Rassurez-vous, je vous épargnerai les discours du type : profitez de cet épisode malheureux pour vous recueillir et aller trouver le diamant qui se niche au fin fond de votre moi intérieur sacré / c’est une occasion unique de réconcilier l’humanité toute entière avec la nature et d’unir en un seul élan tous les êtres qui peuplent cette planète / quelle chance merveilleuse de redécouvrir les siens sous un autre jour, toute la semaine, à toute les heures, dans toutes les tenues / ce cadeau du destin vous offre le temps de vous délecter des petits plaisirs de la vie, comme tremper vos lèvres dans un rooïbos citron-gingembre-cannelle tout en écoutant le doux chants des oiseaux sous vos fenêtres à peine l’aube levée... Vraiment, je tiens à vous épargner cela.

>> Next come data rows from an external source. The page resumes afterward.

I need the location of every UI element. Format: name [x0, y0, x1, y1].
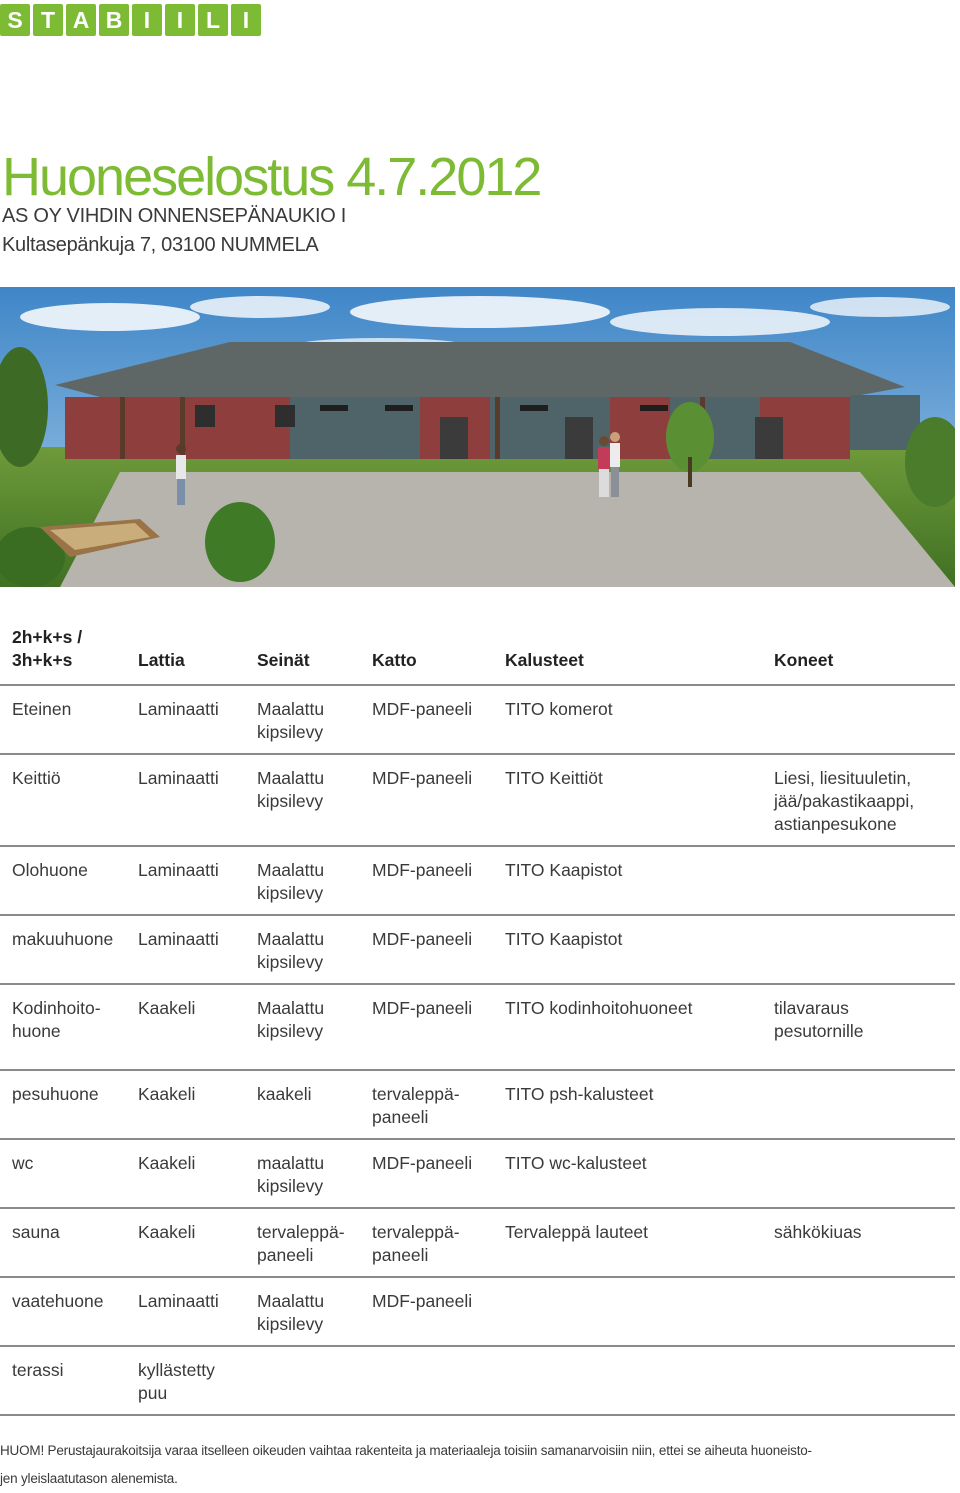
furnishings: TITO Keittiöt [505, 768, 603, 788]
company-name: AS OY VIHDIN ONNENSEPÄNAUKIO I [2, 205, 347, 227]
table-row [0, 1209, 955, 1278]
furnishings: TITO wc-kalusteet [505, 1153, 647, 1173]
wall-material: Maalattu kipsilevy [257, 860, 325, 903]
floor-material: Laminaatti [138, 1291, 219, 1311]
table-row [0, 916, 955, 985]
logo-letter: T [33, 4, 63, 36]
floor-material: Kaakeli [138, 998, 196, 1018]
table-header-row [0, 628, 955, 686]
room-name: sauna [12, 1222, 60, 1242]
column-header-walls: Seinät [257, 650, 310, 670]
floor-material: Kaakeli [138, 1222, 196, 1242]
ceiling-material: MDF-paneeli [372, 1291, 473, 1311]
ceiling-material: tervaleppä- paneeli [372, 1222, 460, 1265]
floor-material: Kaakeli [138, 1153, 196, 1173]
furnishings: TITO komerot [505, 699, 613, 719]
room-name: Keittiö [12, 768, 61, 788]
ceiling-material: MDF-paneeli [372, 699, 473, 719]
furnishings: TITO psh-kalusteet [505, 1084, 654, 1104]
table-row [0, 1071, 955, 1140]
floor-material: Laminaatti [138, 860, 219, 880]
table-row [0, 1140, 955, 1209]
column-header-ceiling: Katto [372, 650, 417, 670]
stabiili-logo [0, 4, 261, 36]
wall-material: tervaleppä- paneeli [257, 1222, 345, 1265]
ceiling-material: MDF-paneeli [372, 929, 473, 949]
wall-material: Maalattu kipsilevy [257, 929, 325, 972]
floor-material: kyllästetty puu [138, 1360, 215, 1403]
furnishings: TITO kodinhoitohuoneet [505, 998, 693, 1018]
floor-material: Laminaatti [138, 768, 219, 788]
column-header-floor: Lattia [138, 650, 185, 670]
ceiling-material: tervaleppä- paneeli [372, 1084, 460, 1127]
logo-letter: S [0, 4, 30, 36]
column-header-furnishings: Kalusteet [505, 650, 584, 670]
floor-material: Kaakeli [138, 1084, 196, 1104]
ceiling-material: MDF-paneeli [372, 768, 473, 788]
appliances: sähkökiuas [774, 1222, 862, 1242]
wall-material: Maalattu kipsilevy [257, 699, 325, 742]
column-header-apartment-type: 2h+k+s / 3h+k+s [12, 627, 83, 670]
room-name: Eteinen [12, 699, 72, 719]
table-row [0, 985, 955, 1071]
floor-material: Laminaatti [138, 699, 219, 719]
logo-letter: B [99, 4, 129, 36]
room-name: wc [12, 1153, 34, 1173]
furnishings: Tervaleppä lauteet [505, 1222, 649, 1242]
page-title: Huoneselostus 4.7.2012 [2, 147, 541, 207]
room-name: Olohuone [12, 860, 88, 880]
ceiling-material: MDF-paneeli [372, 1153, 473, 1173]
room-name: pesuhuone [12, 1084, 99, 1104]
room-name: Kodinhoito- huone [12, 998, 101, 1041]
wall-material: Maalattu kipsilevy [257, 1291, 325, 1334]
ceiling-material: MDF-paneeli [372, 860, 473, 880]
wall-material: maalattu kipsilevy [257, 1153, 325, 1196]
wall-material: kaakeli [257, 1084, 312, 1104]
column-header-appliances: Koneet [774, 650, 834, 670]
room-name: vaatehuone [12, 1291, 104, 1311]
logo-letter: A [66, 4, 96, 36]
furnishings: TITO Kaapistot [505, 929, 623, 949]
logo-letter: I [231, 4, 261, 36]
logo-letter: I [132, 4, 162, 36]
wall-material: Maalattu kipsilevy [257, 998, 325, 1041]
logo-letter: I [165, 4, 195, 36]
table-row [0, 847, 955, 916]
room-name: terassi [12, 1360, 64, 1380]
appliances: tilavaraus pesutornille [774, 998, 864, 1041]
table-row [0, 1347, 955, 1416]
table-row [0, 1278, 955, 1347]
disclaimer-note: HUOM! Perustajaurakoitsija varaa itselleen oikeuden vaihtaa rakenteita ja materiaaleja toisiin samanarvoisiin niin, ettei se aiheuta huoneisto- jen yleislaatutason alenemista. [0, 1443, 812, 1486]
ceiling-material: MDF-paneeli [372, 998, 473, 1018]
building-rendering-image [0, 287, 955, 587]
wall-material: Maalattu kipsilevy [257, 768, 325, 811]
room-specification-table [0, 628, 955, 1416]
appliances: Liesi, liesituuletin, jää/pakastikaappi, astianpesukone [774, 768, 915, 834]
furnishings: TITO Kaapistot [505, 860, 623, 880]
table-row [0, 755, 955, 847]
room-name: makuuhuone [12, 929, 114, 949]
logo-letter: L [198, 4, 228, 36]
floor-material: Laminaatti [138, 929, 219, 949]
address: Kultasepänkuja 7, 03100 NUMMELA [2, 234, 319, 256]
table-row [0, 686, 955, 755]
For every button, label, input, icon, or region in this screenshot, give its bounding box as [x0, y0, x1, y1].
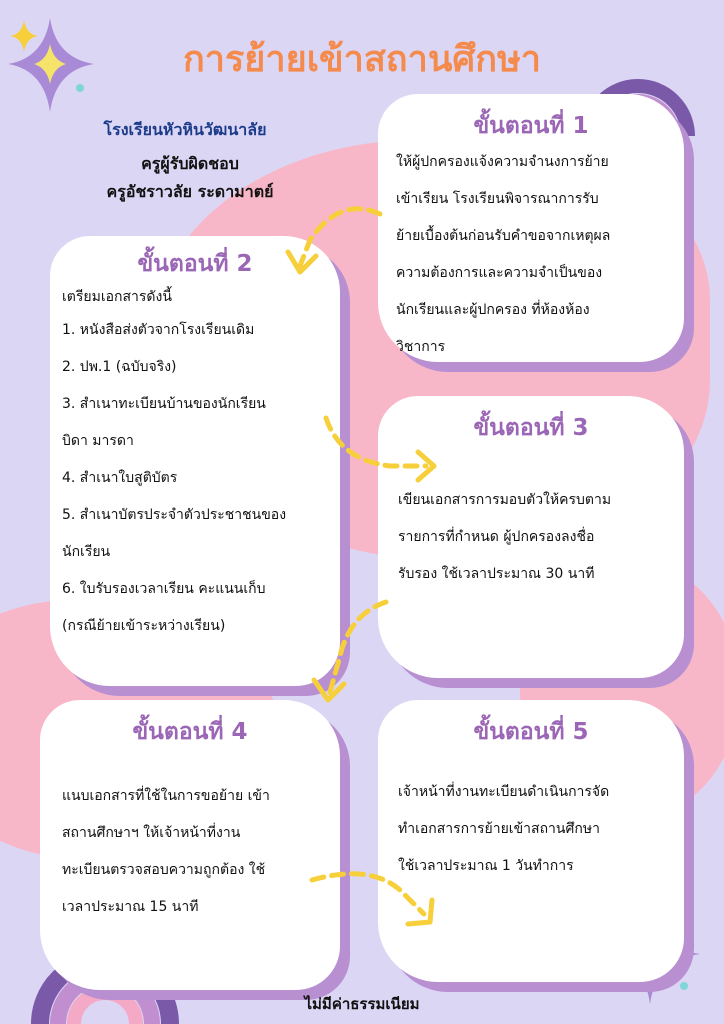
step-2-line: บิดา มารดา — [62, 433, 134, 449]
teacher-role: ครูผู้รับผิดชอบ — [141, 154, 239, 173]
step-1-card — [378, 94, 684, 362]
step-4-line: สถานศึกษาฯ ให้เจ้าหน้าที่งาน — [62, 825, 241, 841]
step-5-line: ทำเอกสารการย้ายเข้าสถานศึกษา — [398, 821, 600, 837]
step-5-title: ขั้นตอนที่ 5 — [473, 719, 589, 745]
step-2-line: 5. สำเนาบัตรประจำตัวประชาชนของ — [62, 507, 287, 523]
step-5-card — [378, 700, 684, 982]
arrow-step4-to-step5-icon — [306, 866, 446, 936]
step-2-line: เตรียมเอกสารดังนี้ — [62, 289, 172, 305]
step-2-line: (กรณีย้ายเข้าระหว่างเรียน) — [62, 618, 226, 634]
step-1-line: ให้ผู้ปกครองแจ้งความจำนงการย้าย — [396, 154, 609, 170]
step-2-line: 6. ใบรับรองเวลาเรียน คะแนนเก็บ — [62, 581, 266, 597]
step-4-title: ขั้นตอนที่ 4 — [132, 719, 248, 745]
step-2-line: 2. ปพ.1 (ฉบับจริง) — [62, 359, 177, 375]
step-1-line: นักเรียนและผู้ปกครอง ที่ห้องห้อง — [396, 302, 590, 318]
step-1-line: ความต้องการและความจำเป็นของ — [396, 265, 603, 281]
footer-note: ไม่มีค่าธรรมเนียม — [304, 995, 420, 1013]
step-4-card — [40, 700, 340, 990]
step-1-line: เข้าเรียน โรงเรียนพิจารณาการรับ — [396, 191, 599, 207]
step-1-title: ขั้นตอนที่ 1 — [473, 113, 589, 139]
step-2-line: 4. สำเนาใบสูติบัตร — [62, 470, 178, 486]
arrow-step1-to-step2-icon — [280, 200, 390, 290]
teacher-name: ครูอัชราวลัย ระดามาตย์ — [106, 182, 274, 201]
step-5-line: ใช้เวลาประมาณ 1 วันทำการ — [398, 858, 574, 874]
step-2-card — [50, 236, 340, 686]
step-1-line: วิชาการ — [396, 339, 446, 355]
step-3-line: เขียนเอกสารการมอบตัวให้ครบตาม — [398, 492, 612, 508]
arrow-step2-to-step3-icon — [320, 410, 450, 490]
step-2-title: ขั้นตอนที่ 2 — [137, 251, 253, 277]
arrow-step3-to-step4-icon — [300, 596, 400, 712]
step-5-line: เจ้าหน้าที่งานทะเบียนดำเนินการจัด — [398, 784, 610, 800]
step-2-line: 1. หนังสือส่งตัวจากโรงเรียนเดิม — [62, 322, 255, 338]
step-4-line: แนบเอกสารที่ใช้ในการขอย้าย เข้า — [62, 788, 270, 804]
step-3-title: ขั้นตอนที่ 3 — [473, 415, 589, 441]
page-title: การย้ายเข้าสถานศึกษา — [182, 39, 542, 80]
step-1-line: ย้ายเบื้องต้นก่อนรับคำขอจากเหตุผล — [396, 228, 611, 244]
step-3-line: รับรอง ใช้เวลาประมาณ 30 นาที — [398, 566, 595, 582]
step-4-line: เวลาประมาณ 15 นาที — [62, 899, 199, 915]
step-4-line: ทะเบียนตรวจสอบความถูกต้อง ใช้ — [62, 862, 266, 878]
school-name: โรงเรียนหัวหินวัฒนาลัย — [103, 120, 267, 139]
step-2-line: นักเรียน — [62, 544, 111, 560]
step-2-line: 3. สำเนาทะเบียนบ้านของนักเรียน — [62, 396, 266, 412]
step-3-line: รายการที่กำหนด ผู้ปกครองลงชื่อ — [398, 529, 595, 545]
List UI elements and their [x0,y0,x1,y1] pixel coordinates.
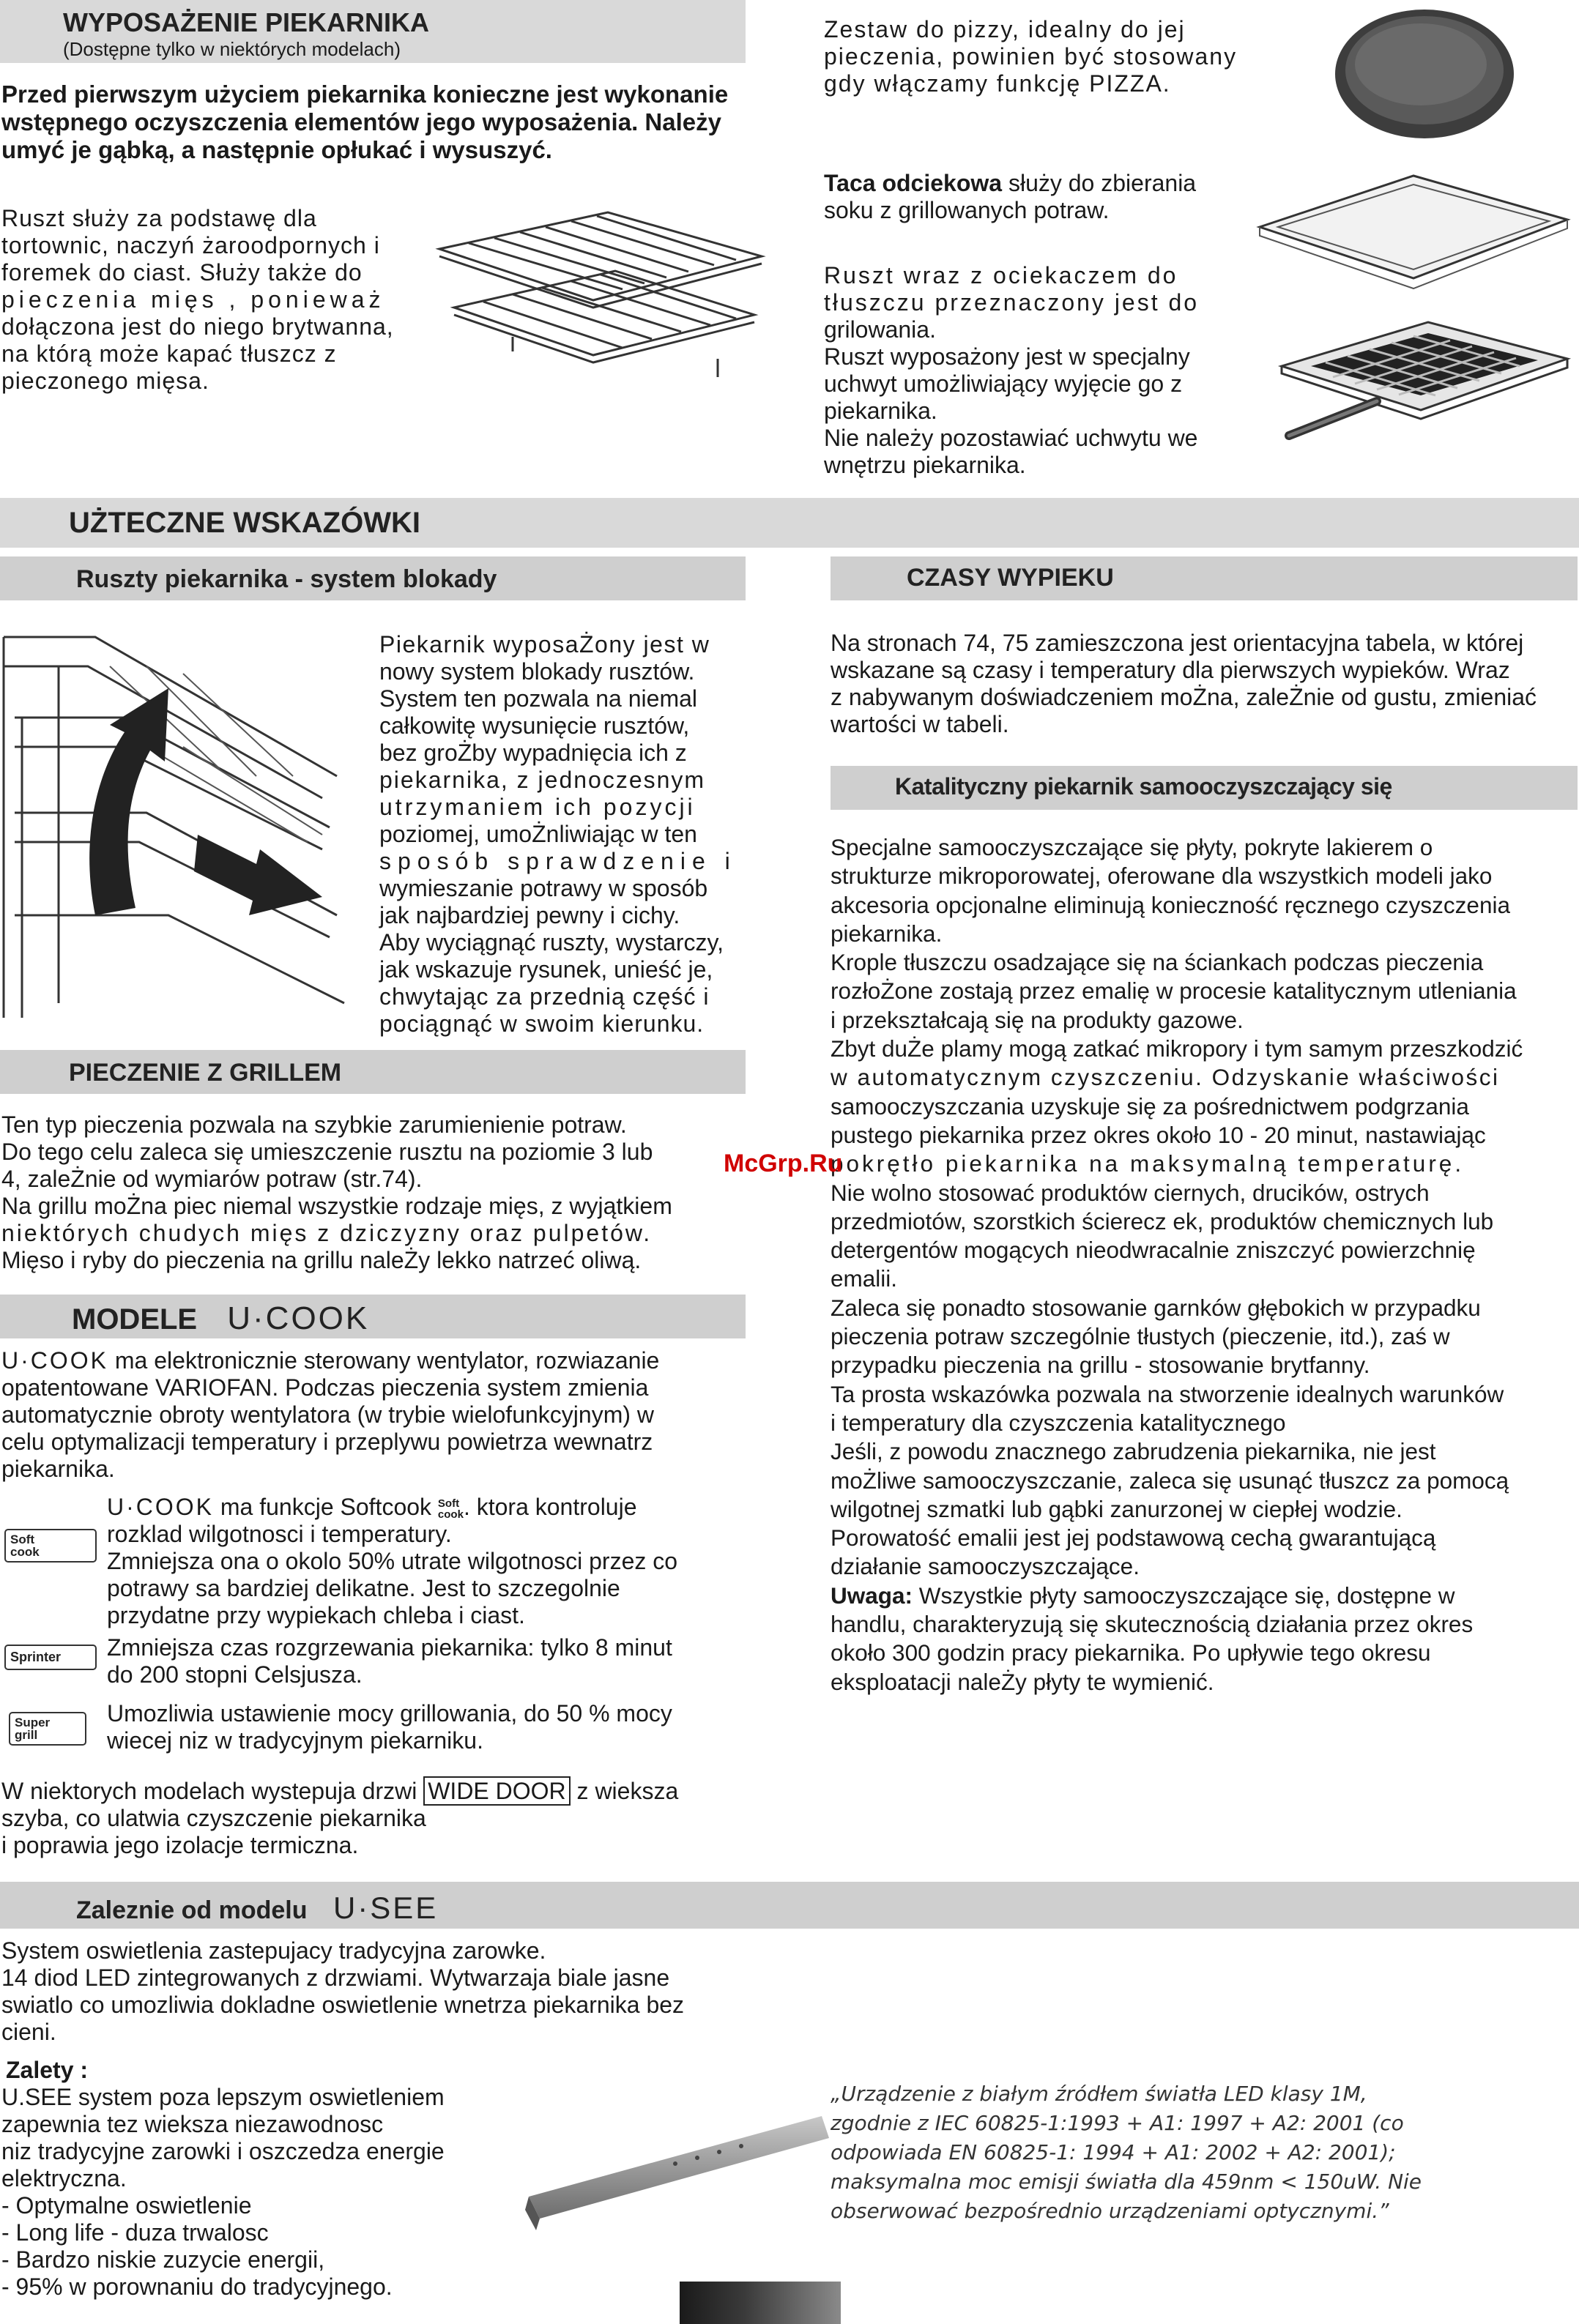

Parce qu’il y en a qui bossent. Et même plus que d’habitude. Ceux-là n’ont pas le temps de s’arrêter pour regarder sécher la gouttelette de rosée sur les pétales des pétunias de la voisine du dessous, ni de fabriquer avec leurs enfants des parcours de dominos qui traversent l’appartement du sol au plafond. Mais il faut être honnête : il y en a quand même certains à qui le confinement fait du bien.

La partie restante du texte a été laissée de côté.